### Significance

### Keypoints

- Propose a framework for video action localization incorporating actionness
- Demonstrate performance of proposed method by extensive comparative studies

### Review

#### Background

Action localization refers to a task that aims to classify whether an instance (a frame, or a clip from the whole video) of a video includes one of the action classes or not. Weakly supervised learning is a prominent direction in the action localization task, since instance-wise labelling is too costly. In the weakly supervised setting, video-wise action labels, which is the union of all instance action classes in the video, are used to train the model.

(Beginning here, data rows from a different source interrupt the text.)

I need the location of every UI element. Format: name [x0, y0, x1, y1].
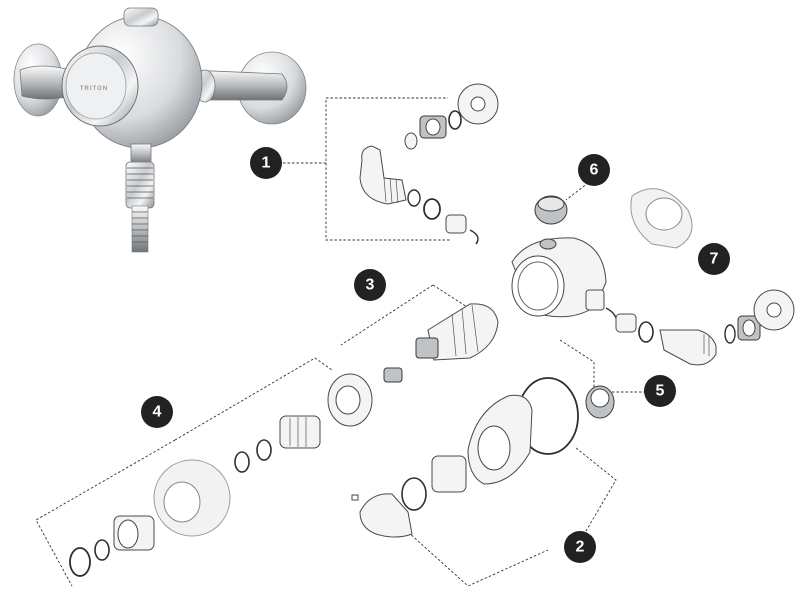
outlet-threads: [127, 167, 153, 199]
part-3-spindle: [415, 337, 439, 359]
right-seal-a: [638, 321, 654, 343]
part-4-seal-c: [94, 539, 110, 561]
callout-1: [250, 147, 282, 179]
part-4-seal-a: [256, 439, 272, 461]
part-group-1: 1: [250, 83, 499, 245]
callout-6: [578, 154, 610, 186]
shower-valve-assembly-photo: TRITON: [13, 7, 307, 253]
callout-4: [141, 396, 173, 428]
part-1-filter: [445, 214, 467, 234]
part-group-2: 2: [351, 377, 617, 587]
part-group-5: 5: [559, 339, 676, 419]
callout-1-label: 1: [262, 155, 271, 172]
part-2-lever: [359, 493, 413, 538]
callout-4-label: 4: [153, 404, 162, 421]
part-1-olive: [404, 132, 418, 150]
part-1-seal-b: [423, 198, 441, 220]
part-1-washer: [448, 110, 462, 130]
right-seal-b: [724, 324, 736, 344]
part-4-circlip: [69, 547, 91, 577]
part-group-3: 3: [340, 269, 499, 383]
hose-stub: [131, 205, 149, 253]
outlet-fitting: [125, 161, 155, 209]
part-3-pin: [383, 367, 403, 383]
callout-6-label: 6: [590, 162, 599, 179]
part-3-cartridge: [427, 303, 499, 361]
callout-3: [354, 269, 386, 301]
right-elbow: [659, 329, 717, 366]
part-group-7: 7: [630, 188, 730, 275]
callout-7: [698, 243, 730, 275]
right-filter: [615, 313, 637, 333]
part-1-circlip: [469, 229, 479, 245]
brand-logo: TRITON: [80, 86, 108, 92]
part-2-grub-screw: [351, 494, 359, 501]
valve-main-body: [511, 237, 607, 318]
part-group-6: 6: [534, 154, 610, 225]
top-boss: [123, 7, 159, 27]
callout-2-label: 2: [576, 539, 585, 556]
hose-ribs: [132, 211, 148, 243]
part-4-threaded-sleeve: [279, 415, 321, 449]
control-knob-face: [65, 52, 127, 120]
callout-5: [644, 375, 676, 407]
callout-5-label: 5: [656, 383, 665, 400]
part-group-4: 4: [35, 357, 373, 587]
part-2-sleeve: [431, 455, 467, 493]
part-1-seal-a: [407, 189, 421, 207]
part-1-elbow: [359, 145, 407, 205]
callout-2: [564, 531, 596, 563]
part-group-1-right: [605, 289, 795, 366]
callout-3-label: 3: [366, 277, 375, 294]
outlet-neck: [130, 143, 152, 165]
callout-7-label: 7: [710, 251, 719, 268]
part-4-seal-b: [234, 451, 250, 473]
part-2-seal: [401, 477, 427, 511]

Most methods learn to first select top-$k$ instances, and then perform localization.
This top-$k$ selection usually contains useful information of the instance, but not specific to whether the instance contains an *action*.
The authors address this issue and propose to incorporate *actionness*, which is the action-related intrinsic property of the instance.

#### Keypoints

##### Propose a framework for video action localization incorporating actionness

Given a video $X$ with a set of $T$ instances $\{ x_{1},…, x_{T}\}$, each instance of a video can be a frame or a fixed-interval segment represented by a feature vector $x_{t}\in\mathbb{R}^{d}$ with length $d$. The goal of the video action localization is to classify each instance $x_{i}$ of the video into a background, or one of an action of $C$ action classes, $Y\subseteq \{0,1,…,C\}$. For a weakly supervised setting, the label contains a union of action classes from the instances of the video, not per each instance.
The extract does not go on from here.